Finalmente, se acercó al mostrador donde yo estaba y me dió el
libro para que se lo cobrase.
-Tienes
una librería muy bonita -me dijo.
-Gracias
-le respondí agradecido. Y añadí -¿Eres del barrio?
-No
-respondió ella -Estoy tomando clases de arpa aquí al lado. Hoy es
el primer día.
La
chica tenía algo de acento extranjero, pero hablaba un castellano
muy bueno y su voz era suave y relajante.
-¿De
dónde eres? -le pregunté.
-Del
Líbano -dijo ella -pero he vivido muchos años en París. Mis padres
se exiliaron a Francia en 1982, cuando la guerra contra Israel. Años
más tarde, cuando la guerra acabó, regresaron al Líbano. He vivido
la mitad de mi vida en Francia y la otra mitad en El Líbano, rodeada
de árboles.
-Curioso,
-le dije. Entoncés, recordé que los postres libaneses siempre están
hechos de almendra o de pistaccio y le pregunté porqué.
-El almendro es un árbol sagrado,
tanto en mi país como en otros muchos -dijo ella-. -Es nativo de El
Líbano y de algunos lugares de Mesopotamia-. Y luego me habló de él
(del almendro). -Su nombre en hebreo significa scha·qédh:
(el que despierta). ¿Y sabes por qué?
-No.
-le dije.
-Porque
es uno de los primeros árboles que florece después del descanso
invernal hacia finales de enero o principios de febrero.
-¿Quieres
que te cuente una anécdota de los almendros? -me preguntó, acto
seguido ¿Tienes tiempo? Veo que ibas a cerrar...
-No
te preocupes, cuéntamela -le dije.
-Cuando
mis padres emigraron a Francia, dejaron atrás, en Beirut, una bonita
casa con jardín y tres almendros. Quince años después, cuando yo
regresé con ellos, la casa estaba en muy mal estado; la habían
bombardeado y nos habían robado todos los muebles, pero los
almendros todavía estaban en pie. Parecían tres esqueletos
carbonizados, pero estaban en pie. Mi padre se opuso a cortarlos,
pensando que quizás aún estarían vivos. Yo no me podía creer que
estuvieran vivos, porque la verdad es que tenían muy mal aspecto; te
diría que peor aspecto que la casa. Pasaron unos meses y mis padres
restauraron la casa y compraron muebles nuevos (durante la
restauración vivimos en casa de mis tíos) pero los almendros
seguían igual: tristes y apagados; sin vida.
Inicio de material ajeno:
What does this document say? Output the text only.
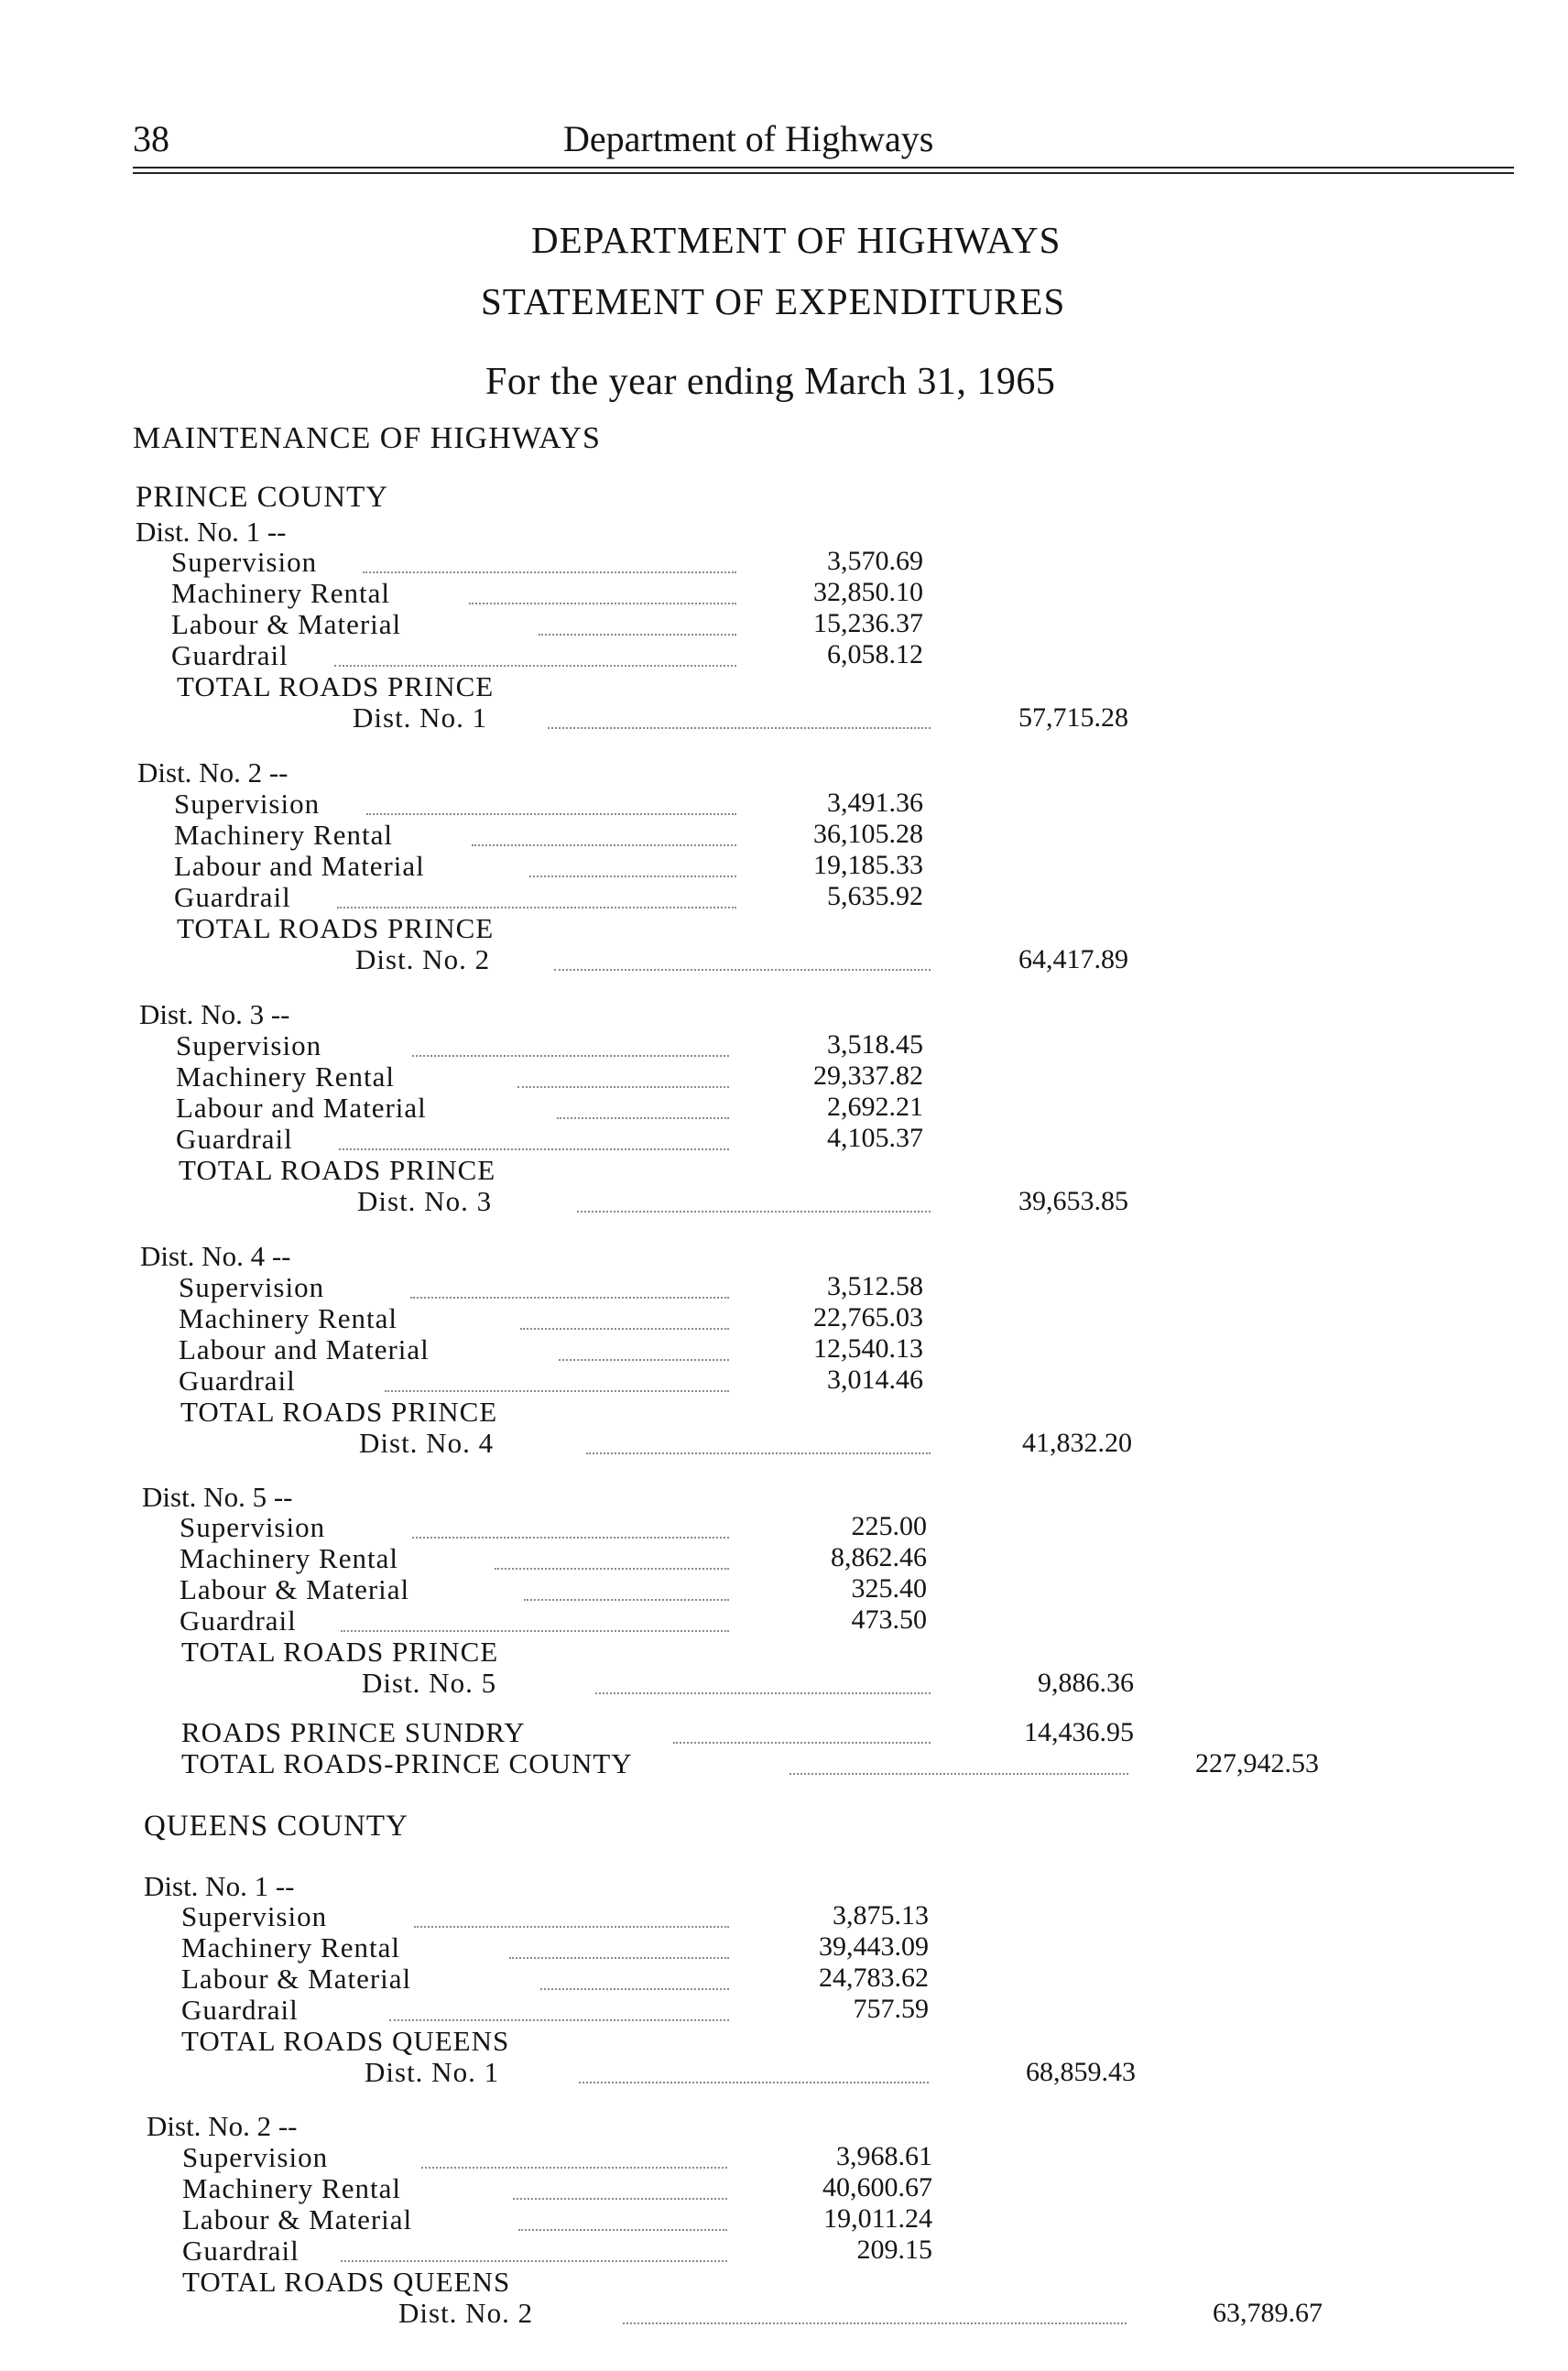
38	Department of Highways
DEPARTMENT OF HIGHWAYS
STATEMENT OF EXPENDITURES
For the year ending March 31, 1965
MAINTENANCE OF HIGHWAYS
PRINCE COUNTY
Dist. No. 1 --
Supervision	3,570.69
Machinery Rental	32,850.10
Labour & Material	15,236.37
Guardrail	6,058.12
TOTAL ROADS PRINCE
Dist. No. 1	57,715.28
Dist. No. 2 --
Supervision	3,491.36
Machinery Rental	36,105.28
Labour and Material	19,185.33
Guardrail	5,635.92
TOTAL ROADS PRINCE
Dist. No. 2	64,417.89
Dist. No. 3 --
Supervision	3,518.45
Machinery Rental	29,337.82
Labour and Material	2,692.21
Guardrail	4,105.37
TOTAL ROADS PRINCE
Dist. No. 3	39,653.85
Dist. No. 4 --
Supervision	3,512.58
Machinery Rental	22,765.03
Labour and Material	12,540.13
Guardrail	3,014.46
TOTAL ROADS PRINCE
Dist. No. 4	41,832.20
Dist. No. 5 --
Supervision	225.00
Machinery Rental	8,862.46
Labour & Material	325.40
Guardrail	473.50
TOTAL ROADS PRINCE
Dist. No. 5	9,886.36
ROADS PRINCE SUNDRY	14,436.95
TOTAL ROADS-PRINCE COUNTY	227,942.53
QUEENS COUNTY
Dist. No. 1 --
Supervision	3,875.13
Machinery Rental	39,443.09
Labour & Material	24,783.62
Guardrail	757.59
TOTAL ROADS QUEENS
Dist. No. 1	68,859.43
Dist. No. 2 --
Supervision	3,968.61
Machinery Rental	40,600.67
Labour & Material	19,011.24
Guardrail	209.15
TOTAL ROADS QUEENS
Dist. No. 2	63,789.67
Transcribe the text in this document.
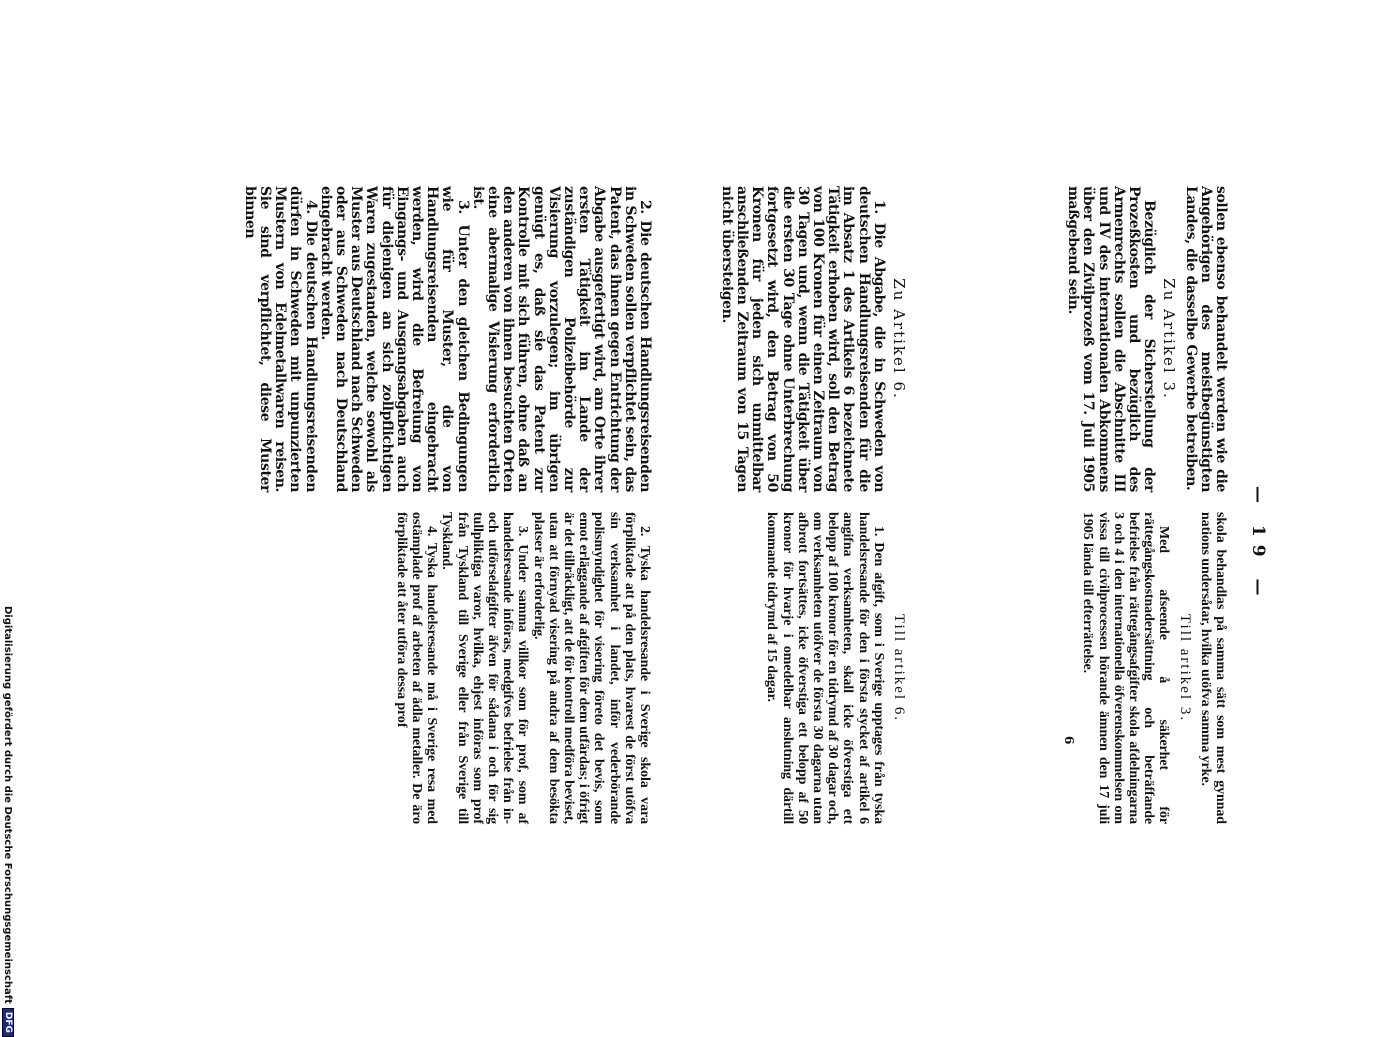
sollen ebenso behandelt werden wie die Angehörigen des meistbegünstigten Landes, die dasselbe Gewerbe betreiben.

Zu Artikel 3.

Bezüglich der Sicherstellung der Prozeßkosten und bezüglich des Armenrechts sollen die Abschnitte III und IV des internationalen Abkommens über den Zivilprozeß vom 17. Juli 1905 maßgebend sein.

Zu Artikel 6.

1. Die Abgabe, die in Schweden von deutschen Handlungsreisenden für die im Absatz 1 des Artikels 6 bezeichnete Tätigkeit erhoben wird, soll den Betrag von 100 Kronen für einen Zeitraum von 30 Tagen und, wenn die Tätigkeit über die ersten 30 Tage ohne Unterbrechung fortgesetzt wird, den Betrag von 50 Kronen für jeden sich unmittelbar anschließenden Zeitraum von 15 Tagen nicht übersteigen.

2. Die deutschen Handlungsreisenden in Schweden sollen verpflichtet sein, das Patent, das ihnen gegen Entrichtung der Abgabe ausgefertigt wird, am Orte ihrer ersten Tätigkeit im Lande der zuständigen Polizeibehörde zur Visierung vorzulegen; im übrigen genügt es, daß sie das Patent zur Kontrolle mit sich führen, ohne daß an den anderen von ihnen besuchten Orten eine abermalige Visierung erforderlich ist.

3. Unter den gleichen Bedingungen wie für Muster, die von Handlungsreisenden eingebracht werden, wird die Befreiung von Eingangs- und Ausgangsabgaben auch für diejenigen an sich zollpflichtigen Waren zugestanden, welche sowohl als Muster aus Deutschland nach Schweden oder aus Schweden nach Deutschland eingebracht werden.

4. Die deutschen Handlungsreisenden dürfen in Schweden mit unpunzierten Mustern von Edelmetallwaren reisen. Sie sind verpflichtet, diese Muster binnen

skola behandlas på samma sätt som mest gynnad nations undersåtar, hvilka utöfva samma yrke.

Till artikel 3.

Med afseende å säkerhet för rättegångskostnadersättning och beträffande befrielse från rättegångsafgifter skola afdelningarna 3 och 4 i den internationella öfverenskommelsen om vissa till civilprocessen hörande ämnen den 17 juli 1905 lända till efterrättelse.

Till artikel 6.

1. Den afgift, som i Sverige upptages från tyska handelsresande för den i första stycket af artikel 6 angifna verksamheten, skall icke öfverstiga ett belopp af 100 kronor för en tidrymd af 30 dagar och, om verksamheten utöfver de första 30 dagarna utan afbrott fortsättes, icke öfverstiga ett belopp af 50 kronor för hvarje i omedelbar anslutning därtill kommande tidrymd af 15 dagar.

2. Tyska handelsresande i Sverige skola vara förpliktade att på den plats, hvarest de först utöfva sin verksamhet i landet, inför vederbörande polismyndighet för visering företo det bevis, som emot erläggande af afgiften för dem utfärdas; i öfrigt är det tillräckligt, att de för kontroll medföra beviset, utan att förnyad visering på andra af dem besökta platser är erforderlig.

3. Under samma villkor som för prof, som af handelsresande införas, medgifves befrielse från in- och utförselafgifter äfven för sådana i och för sig tullpliktiga varor, hvilka, ehjest införas som prof från Tyskland till Sverige eller från Sverige till Tyskland.

4. Tyska handelsresande må i Sverige resa med ostämplade prof af arbeten af ädla metaller. De äro förpliktade att åter utföra dessa prof	— 19 —
6
Digitalisierung gefördert durch die Deutsche Forschungsgemeinschaft
DFG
Sin embargo, un día, a
mediados de febrero, los tres árboles empezaron a dar flores, y no
unas cuantas, sino miles de ellas, blancas y rosadas, que desprendían
un olor que cautivaba a cualquiera. Era maravilloso. Mi padre tenía
razón: los tres almendros habían sobrevivido a la guerra, una
guerra en la que habían muerto cientos de miles de libaneses.
Seguramente
fue la delicada belleza de esa mujer lo que me llevó pensar en la
dulzura de los postres libaneses, en su combinación de frutos, miel
y hojaldre. No se puede decir que me enamorase de ella, pero sí que
me causó una profunda impresión. Además, por entonces me acababa
de separar de mi mujer y su belleza y el perfume que llevaba me
turbaban todavía más.
Seguimos
hablando y me preguntó si tenía pensado decorar la librería para
Navidad y, sin esperar respuesta, miró alrededor y me comentó que
había algunos detalles de presentación que debía cuidar. Por
ejemplo, me señaló una mesa abarrotada de libros y me dijo que no
hacía falta que tuviese tantos ejemplares del mismo libro expuestos
uno encima del otro. Luego me llevó hasta el escaparate y me señaló
un libro que estaba expuesto y al cual debía quitarle el celofán.
Todo eso lo dijo con mucha naturalidad y desparpajo y a mi, más que
molestarme sus observaciones, me hicieron gracia, por lo que acabé
regalándole un libro. Ella me dió las gracias y me aseguró que me
traería uno de sus famosos postres cuando regresara de El Libano, a
dónde tenía pensado ir por Navidad.
-¿Con
almendras del almendro del jardín de tu casa en Beirut? -Le
pregunté.
Ella
rió y me dijo que no, que las almendras las compraría en el
mercado.
Antes
de marcharse me dió dos besos y me dijo su nombre: Nora.
Nunca
más la he vuelto a ver, pero cada vez que pruebo un postre de
almendras y miel pienso en ella, en los Cuentos de las Mil y una
Noches y en los almendros supervivientes de su casa en Beirut.